JPMorgan share fell 3% in premarket trading after the bank reported a 42% decline in first-quarter profits stemming from increased costs for bad loans and market upheavals tied to Russia sanctions. JPMorgan managed to report $31.59 billion in revenue for the period, slightly more than expected by analysts. It also reported a new $30 billion buyback program.
“Our sense is that 1Q results will be ‘OK’ relative to expectations and management guidance will be more negative than positive once again,” wrote Chris Senyek, chief investment strategist at Wolfe Research. “As such, we don’t expect earnings trends coming out of 1Q reports to propel equity markets higher. Rather, our sense is that high inflation, Fed tightening, and rising recession risks will remain the key drivers of overall market returns and sector rotation.”
On the flip side, Delta was a big earnings season winner, gaining 6% as its quarterly loss was less than expected and it forecast a return to profitability for this quarter.
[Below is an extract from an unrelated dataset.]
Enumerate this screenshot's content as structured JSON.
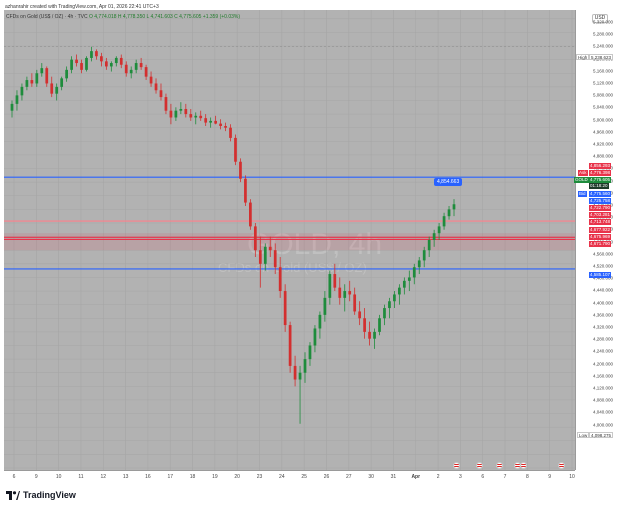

“Given the myriad headwinds faced by companies in the 1st quarter and the year ahead, we think 1Q reporting season has the potential to be a mess,” wrote Lori Calvasina, head of U.S. equity strategy at RBC. “But we also see the potential for it to not be as bad as feared, given the likelihood that buy-side expectations are much lower than official sell-side forecasts – as long as robust assessments of underlying appetite/demand remain in place.”
“For now, we stick with our 5,050 year-end S&P 500 price target,” she added.
Traders were awaiting the March producer prices report on Wednesday following the hot CPI report that knocked markets on Tuesday. March PPI was expected to climb 1.1% last month, according to economists polled by Dow Jones. The report is due at 8:30 a.m.
Consumer prices surged 8.5% in March, the Labor Department said on Tuesday. The report fueled further concerns of tighter monetary policy from the Federal Reserve, even as core CPI excluding food and energy costs rose 0.3%, slightly below expectations. Some on Wall Street saw this as a sign that inflation may be nearing a peak.
“I think it’s very likely inflation peaked,” Guggenheim Partners Global chief investment officer Scott Minerd told CNBC’s “Closing Bell: Overtime” on Tuesday. “If it didn’t peak in March, we’re in the process of peaking.”
The 10-year Treasury hit a new three-year high following the report, topping 2.82% before pulling back. On Wednesday, the benchmark rate traded at 2.73%.